A modest message in the wall of a Meursault back street, yet to ignore it would be to bypass some of the world's finest Chardonnays

It's been a fine day in Burgundy, starting with thick fog in Corberon. The fog retained its density to the outskirts of Beaune before it lifted, revealing the glowing slopes of the Cotes, mist edging the vines in white.
First stop was Lafarge in Volnay. Tasting Buddy had stayed at home. He cannot secure an allocation of these wines and decided to do the family thing back at the gite instead. It seems to me that, increasingly, this will be the story with burgundy. Global demand for these wines is growing exponentially; Asia is diversifying, as testified by buses full of visitors from South East Asia.

The Lafarge cellars are a great place to crack one's cranium with some force. The people who built these chambers cannot have been much bigger than Bilbo and friends. Standing for an hour to taste from the barrels that reside here can result in much stiffness in one's spine. But, my-oh-my, it is worth it. This was a succession of the finest Pinot Noirs: super-sculpted art forms of ravishing fruit.

Tasting over, I stepped into the street and the fog had caught up with me, the sunshine gone. I popped back to Corberon to collect Victoria for her to drop me at my next appointment and the drive across the plain's flatness was surreal in the mist, the pigeons flying over the fields seeming directionless, the bits of landscape coming and going like dreams.

I was asked by a client some years ago why I never talk about the vintages and domaines that do not perform, are unworthy of selection for a Bowes Wine offer. Well, here it is..
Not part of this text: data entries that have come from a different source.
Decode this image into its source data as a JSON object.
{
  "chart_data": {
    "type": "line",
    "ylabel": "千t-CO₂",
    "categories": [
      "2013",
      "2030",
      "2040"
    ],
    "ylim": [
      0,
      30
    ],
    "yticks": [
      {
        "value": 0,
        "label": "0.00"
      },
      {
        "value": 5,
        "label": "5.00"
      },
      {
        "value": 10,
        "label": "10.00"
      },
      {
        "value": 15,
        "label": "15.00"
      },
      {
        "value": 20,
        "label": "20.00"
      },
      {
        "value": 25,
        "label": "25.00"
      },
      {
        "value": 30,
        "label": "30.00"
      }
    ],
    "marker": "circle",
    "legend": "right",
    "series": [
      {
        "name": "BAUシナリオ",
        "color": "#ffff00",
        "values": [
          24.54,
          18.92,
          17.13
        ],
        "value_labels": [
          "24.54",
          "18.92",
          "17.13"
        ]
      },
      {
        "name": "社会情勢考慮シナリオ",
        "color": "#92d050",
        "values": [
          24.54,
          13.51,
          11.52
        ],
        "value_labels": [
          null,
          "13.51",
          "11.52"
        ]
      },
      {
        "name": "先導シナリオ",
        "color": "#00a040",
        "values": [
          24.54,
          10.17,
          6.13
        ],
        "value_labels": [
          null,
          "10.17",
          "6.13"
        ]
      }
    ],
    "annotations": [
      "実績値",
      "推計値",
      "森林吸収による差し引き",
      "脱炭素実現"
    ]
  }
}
Next visit was to a domaine that shall, of course, remain unnamed. And the wines were okay...fine....quite tasty. But premier crus from the 2010 vintage that are low in acidity, lacking intensity, short on concentration are the produce of a wine maker not trying sufficiently hard. And this is a domaine that has, in the past, produced some truly excellent bottles. Sad to say, there's no chance of me offering these for the foreseeable future.

Lunch was in a grill restaurant on the main Dijon road out of Beaune and with all the family/s. We sat and watched the fog finally lift, the sky's greyness change incrementally to blue, the sun return the colour to the extensive and mono-cultural landscape outside the restaurant's window.
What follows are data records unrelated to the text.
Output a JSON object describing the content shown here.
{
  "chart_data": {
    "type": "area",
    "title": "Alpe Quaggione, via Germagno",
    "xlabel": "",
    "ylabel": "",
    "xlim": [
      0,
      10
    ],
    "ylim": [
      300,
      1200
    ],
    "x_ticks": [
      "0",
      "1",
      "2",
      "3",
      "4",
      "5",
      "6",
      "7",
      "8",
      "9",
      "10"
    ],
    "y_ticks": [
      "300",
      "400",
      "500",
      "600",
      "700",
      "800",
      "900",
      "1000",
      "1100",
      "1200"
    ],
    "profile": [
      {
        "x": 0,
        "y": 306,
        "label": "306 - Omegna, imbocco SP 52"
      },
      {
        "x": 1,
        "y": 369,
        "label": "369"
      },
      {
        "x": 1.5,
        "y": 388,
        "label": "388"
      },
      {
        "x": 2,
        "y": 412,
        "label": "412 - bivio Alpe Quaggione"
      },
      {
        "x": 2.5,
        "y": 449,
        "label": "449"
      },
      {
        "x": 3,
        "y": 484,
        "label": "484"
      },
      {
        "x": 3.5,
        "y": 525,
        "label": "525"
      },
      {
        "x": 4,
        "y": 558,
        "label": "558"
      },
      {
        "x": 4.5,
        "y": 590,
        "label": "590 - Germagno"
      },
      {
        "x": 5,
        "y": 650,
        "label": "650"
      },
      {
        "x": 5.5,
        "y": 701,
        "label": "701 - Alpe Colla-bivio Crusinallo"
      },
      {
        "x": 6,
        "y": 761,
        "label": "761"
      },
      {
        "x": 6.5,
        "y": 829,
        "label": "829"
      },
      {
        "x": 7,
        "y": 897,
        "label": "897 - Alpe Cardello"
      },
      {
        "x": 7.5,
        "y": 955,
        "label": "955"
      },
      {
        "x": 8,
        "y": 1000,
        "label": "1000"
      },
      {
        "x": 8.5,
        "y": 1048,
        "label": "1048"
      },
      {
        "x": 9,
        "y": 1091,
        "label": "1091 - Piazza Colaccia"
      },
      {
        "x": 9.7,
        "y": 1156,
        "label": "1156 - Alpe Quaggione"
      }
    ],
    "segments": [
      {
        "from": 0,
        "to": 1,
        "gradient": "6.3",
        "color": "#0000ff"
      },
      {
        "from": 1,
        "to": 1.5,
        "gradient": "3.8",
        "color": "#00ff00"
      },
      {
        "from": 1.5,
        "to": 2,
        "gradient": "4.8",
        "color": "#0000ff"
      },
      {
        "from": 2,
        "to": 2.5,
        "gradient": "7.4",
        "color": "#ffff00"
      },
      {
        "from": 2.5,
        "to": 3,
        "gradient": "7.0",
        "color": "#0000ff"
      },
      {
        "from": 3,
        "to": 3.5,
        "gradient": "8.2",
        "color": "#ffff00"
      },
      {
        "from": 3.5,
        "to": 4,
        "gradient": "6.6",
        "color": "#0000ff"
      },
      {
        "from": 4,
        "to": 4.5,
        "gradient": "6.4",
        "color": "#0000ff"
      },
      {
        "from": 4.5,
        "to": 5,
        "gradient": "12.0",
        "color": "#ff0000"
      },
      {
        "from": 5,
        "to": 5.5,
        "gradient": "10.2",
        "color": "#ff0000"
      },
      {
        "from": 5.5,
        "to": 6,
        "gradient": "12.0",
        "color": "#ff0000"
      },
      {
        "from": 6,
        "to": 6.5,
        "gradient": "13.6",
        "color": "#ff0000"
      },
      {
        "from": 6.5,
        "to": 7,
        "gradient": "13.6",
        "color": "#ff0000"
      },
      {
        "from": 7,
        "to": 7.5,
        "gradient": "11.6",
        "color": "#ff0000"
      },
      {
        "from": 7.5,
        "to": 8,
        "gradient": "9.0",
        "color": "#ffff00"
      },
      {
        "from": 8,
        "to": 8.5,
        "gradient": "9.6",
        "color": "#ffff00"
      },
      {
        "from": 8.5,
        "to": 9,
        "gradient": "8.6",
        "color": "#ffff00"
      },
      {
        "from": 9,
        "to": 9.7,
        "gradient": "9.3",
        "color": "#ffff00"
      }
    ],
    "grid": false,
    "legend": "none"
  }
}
Tasting Buddy and I pegged it north to Gevrey and the cellars of Rossignol-Trapet. This domaine is now certified biodynamic and, tasting the wines, one gets the sense of their purity; that one is tasting a purity of Pinot Noir fruit unsullied by human intervention. These are achingly beautiful wines in 2010: super-true to their origins. We sampled exceptionally impressive village, premier cru and grand cru wines, culminating in a properly masculine, smoky and complex Chambertin.

Then it was back to white wine territory: the village of Gamay and the Domaine Marc Colin. Wine making here is impeccable. St Aubin fruit in the hands of someone as talented as Damien Colin can trump many a wine from the more celebrated communes nearby, and at a fraction of the cost at that. Again, the white premier cru En Monceau was the one I'll be picking, intense, super-mineral and age-worthy as it is.

Lastly...a visit of the kind one looks forward to for months; a producer of white wines that could compete with pretty much anything made anywhere and still shine. Lafon, Coche-Dury, Ramonet are names well-known around the world and command prices that put them within reach of the super-rich only. Yet Patrick Essa at the Domaine Buisson-Charles in Meursault crafts Chardonnays that can live at least as long and offer as much pleasure. They are wines I buy every year and the 2010s are quite extraordinary.

We left Meursault with two fine bottles generously donated by Patrick: a 2007 Meursault Vieilles Vignes and a 1995 Meursault Les Tessons and I sit now in Corberon tying this post with a glass of the latter in my hand. It defines Chardonnay's potential to a T. I am tired; I am, happy. And venison terrine has just been placed in front of me, thus I sign off in anticipation of a Good Feed.